Er deutete in die Ecke des Raumes, in dem ein langer Wanderstab stand.
„Das ist Ihr...Zauberstab?"
Wieder kicherte er.
„Als Schüler hatte ich einen...normalen. Mit diesem lässt sich einfach die Magie viel effektiver bündeln. Ich betreibe nicht solchen Hokuspokus, wie die Meisten von euch, Junge, ich benötige ihn."
Felix knirschte mit den Zähnen und entschlossen hob er seinen Zauberstab.
„Du weißt, dass das bei mir nichts bringt", seufzte der Mann gelangweilt, ohne auch nur aufzublicken, „Wir waren schon so weit."
„Sie meinen bei dem Hokospokus? Concretione Ilico!"
Er hob seine Hand, um den Fluch abzuwehren, hatte aber natürlich keine Ahnung, wie er funktionierte.
Mit einem triumphierenden Lächelnd sah Felix auf den Erstarrten, die eine Hand erhoben, in der anderen immer noch die Feder, dann ging er eilenden Schrittes auf die Tür zu. Sie war auf.
Und er hatte zehn Minuten. Zehn Minuten, in denen er herausfinden konnte, was in dem Buch stand. Wie es danach weiterging, würde er dann schon sehen.
~
Schwer atmend war er bei dem Holunder angekommen und stemmte für einen Moment seine Fäuste in die Seite. Nur kurz wieder zu Atem kommen.
Dann ging er um den Baum herum und stellte sich vor den steinernen Sockel. Das Buch lag immer noch darauf.
Vorsichtig strich er über den trockenen Stoff. Er war dunkler, als er es in Erinnerung hatte und fast hatte er Angst, das Buch zu beschädigen, wenn er zu viel Druck auf den Einband ausübte.

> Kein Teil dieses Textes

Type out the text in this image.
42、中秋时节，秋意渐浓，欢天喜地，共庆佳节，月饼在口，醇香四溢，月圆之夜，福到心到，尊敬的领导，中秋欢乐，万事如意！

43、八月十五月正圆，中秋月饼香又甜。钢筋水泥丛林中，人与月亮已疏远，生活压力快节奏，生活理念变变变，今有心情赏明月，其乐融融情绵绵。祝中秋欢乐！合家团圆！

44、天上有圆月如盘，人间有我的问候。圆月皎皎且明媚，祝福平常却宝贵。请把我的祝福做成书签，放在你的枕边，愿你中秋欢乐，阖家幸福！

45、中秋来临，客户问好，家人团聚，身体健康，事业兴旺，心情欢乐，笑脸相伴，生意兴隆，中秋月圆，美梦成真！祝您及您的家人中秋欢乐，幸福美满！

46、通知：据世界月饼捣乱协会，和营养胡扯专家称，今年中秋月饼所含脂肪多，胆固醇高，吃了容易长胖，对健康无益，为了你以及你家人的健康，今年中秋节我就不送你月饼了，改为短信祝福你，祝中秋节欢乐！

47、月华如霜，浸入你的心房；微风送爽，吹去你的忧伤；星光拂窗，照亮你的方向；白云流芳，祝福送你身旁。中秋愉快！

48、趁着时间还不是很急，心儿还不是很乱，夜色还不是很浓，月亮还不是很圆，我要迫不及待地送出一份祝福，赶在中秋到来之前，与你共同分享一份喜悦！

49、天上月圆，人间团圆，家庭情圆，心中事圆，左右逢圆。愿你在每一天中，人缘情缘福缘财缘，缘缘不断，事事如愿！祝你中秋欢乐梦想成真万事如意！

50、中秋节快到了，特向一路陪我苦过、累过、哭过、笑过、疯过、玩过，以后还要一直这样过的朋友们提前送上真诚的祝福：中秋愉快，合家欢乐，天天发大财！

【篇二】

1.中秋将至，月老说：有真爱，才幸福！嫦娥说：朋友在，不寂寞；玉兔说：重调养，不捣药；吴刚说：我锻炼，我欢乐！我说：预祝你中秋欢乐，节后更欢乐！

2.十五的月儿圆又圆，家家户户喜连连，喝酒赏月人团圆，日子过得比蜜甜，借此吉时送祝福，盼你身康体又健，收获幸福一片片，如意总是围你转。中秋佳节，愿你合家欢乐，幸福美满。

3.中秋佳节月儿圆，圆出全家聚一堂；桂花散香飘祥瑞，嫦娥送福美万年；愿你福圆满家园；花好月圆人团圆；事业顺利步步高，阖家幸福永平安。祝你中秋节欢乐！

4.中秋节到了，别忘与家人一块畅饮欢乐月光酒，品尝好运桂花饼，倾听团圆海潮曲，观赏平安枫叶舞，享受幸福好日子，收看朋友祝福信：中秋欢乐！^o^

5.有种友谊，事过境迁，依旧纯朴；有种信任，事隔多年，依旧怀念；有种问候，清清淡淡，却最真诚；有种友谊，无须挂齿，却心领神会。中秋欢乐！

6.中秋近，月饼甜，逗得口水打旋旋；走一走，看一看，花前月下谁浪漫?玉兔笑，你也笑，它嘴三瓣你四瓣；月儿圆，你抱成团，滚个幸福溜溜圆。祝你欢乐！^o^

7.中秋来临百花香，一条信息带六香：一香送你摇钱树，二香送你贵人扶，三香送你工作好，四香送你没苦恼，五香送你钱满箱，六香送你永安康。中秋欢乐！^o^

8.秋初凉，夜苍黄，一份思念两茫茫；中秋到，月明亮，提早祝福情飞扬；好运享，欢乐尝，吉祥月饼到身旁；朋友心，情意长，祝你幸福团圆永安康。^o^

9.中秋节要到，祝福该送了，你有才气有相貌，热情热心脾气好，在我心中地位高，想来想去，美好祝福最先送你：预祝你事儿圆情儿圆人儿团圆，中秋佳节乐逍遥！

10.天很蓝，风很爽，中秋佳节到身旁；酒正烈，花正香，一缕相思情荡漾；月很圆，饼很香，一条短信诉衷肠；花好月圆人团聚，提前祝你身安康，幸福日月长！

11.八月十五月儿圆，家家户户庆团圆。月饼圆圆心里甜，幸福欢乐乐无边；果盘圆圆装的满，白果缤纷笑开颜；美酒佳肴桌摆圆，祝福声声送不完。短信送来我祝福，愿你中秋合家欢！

Doch dann öffnete er die Schnalle und schlug die erste Seite auf.
Sie war leer.
Nur das vergilbte Papier leuchtete ihm entgegen. Er blätterte auf die nächste Seite. Hier war eine Rune aufgezeichnet. Reióa.
Hieß das Buch so?
Er runzelte seine Stirn. In Hogwarts lernten sie eher neuere Runen kennen, höchstens bis in das Jahr 1000, da diese von der herkömmlichen Magie zeugten und genauere Aussagen hatten.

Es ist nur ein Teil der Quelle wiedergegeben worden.